The co-authored paper (Dr Mattia Bevilacqua, Dr David Morelli, Professor Radu Tunaru) titled ‘The Determinants of the Model-Free Positive and Negative Volatilities” examines the role of macroeconomic and financial determinants in explaining stock market volatilities in the U.S. market.
The research involved analysing how stock market volatility is affected by different factors. The researchers looked at both expected volatility (what people think will happen) and realised volatility (what actually happened). They then broke these down into positive and negative components, which allowed them to calculate the level of risk involved in different directions of the market.
The researchers found that negative volatility, which indicates a decline in the market, is more influenced by factors like uncertainty and geopolitical risk. Positive volatility, which indicates growth in the market, is more influenced by things like inflation and overall economic growth.
Interestingly, the study found that these factors changed in importance over time. Before the 2008 financial crisis, macroeconomic factors were more important in driving volatility, but after the crisis, financial conditions became more influential.

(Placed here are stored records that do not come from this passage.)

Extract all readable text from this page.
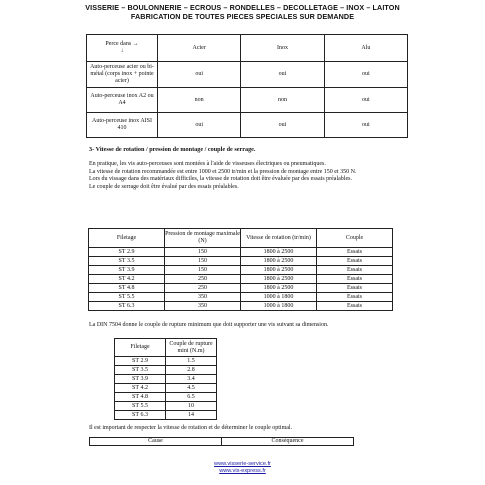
VISSERIE – BOULONNERIE – ECROUS – RONDELLES – DECOLLETAGE – INOX – LAITON
FABRICATION DE TOUTES PIECES SPECIALES SUR DEMANDE
Perce dans →
↓	Acier	Inox	Alu
Auto-perceuse acier ou bi-métal (corps inox + pointe acier)	oui	oui	oui
Auto-perceuse inox A2 ou A4	non	non	oui
Auto-perceuse inox AISI 410	oui	oui	oui
3- Vitesse de rotation / pression de montage / couple de serrage.

En pratique, les vis auto-perceuses sont montées à l'aide de visseuses électriques ou pneumatiques.

La vitesse de rotation recommandée est entre 1000 et 2500 tr/min et la pression de montage entre 150 et 350 N.

Lors du vissage dans des matériaux difficiles, la vitesse de rotation doit être évaluée par des essais préalables.

Le couple de serrage doit être évalué par des essais préalables.

Filetage	Pression de montage maximale (N)	Vitesse de rotation (tr/min)	Couple
ST 2.9	150	1800 à 2500	Essais
ST 3.5	150	1800 à 2500	Essais
ST 3.9	150	1800 à 2500	Essais
ST 4.2	250	1800 à 2500	Essais
ST 4.8	250	1800 à 2500	Essais
ST 5.5	350	1000 à 1800	Essais
ST 6.3	350	1000 à 1800	Essais
La DIN 7504 donne le couple de rupture minimum que doit supporter une vis suivant sa dimension.
Filetage	Couple de rupture mini (N.m)
ST 2.9	1.5
ST 3.5	2.8
ST 3.9	3.4
ST 4.2	4.5
ST 4.8	6.5
ST 5.5	10
ST 6.3	14
Il est important de respecter la vitesse de rotation et de déterminer le couple optimal.
Cause	Conséquence
www.visserie-service.fr
www.vis-express.fr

In addition to the above findings, the researchers used a more advanced statistical method called mixed frequency Granger causality approach to examine the relationships between volatility, risk premium and macroeconomic variables. They found that these relationships are complex and cannot be fully explained by traditional methods like low frequency VAR models.
This approach allowed them to uncover new insights about how different factors influence stock market volatility and risk. The findings suggest that a more nuanced understanding of these relationships is needed to accurately predict future market behavior.
These findings have been published in the Journal of International Money and Finance.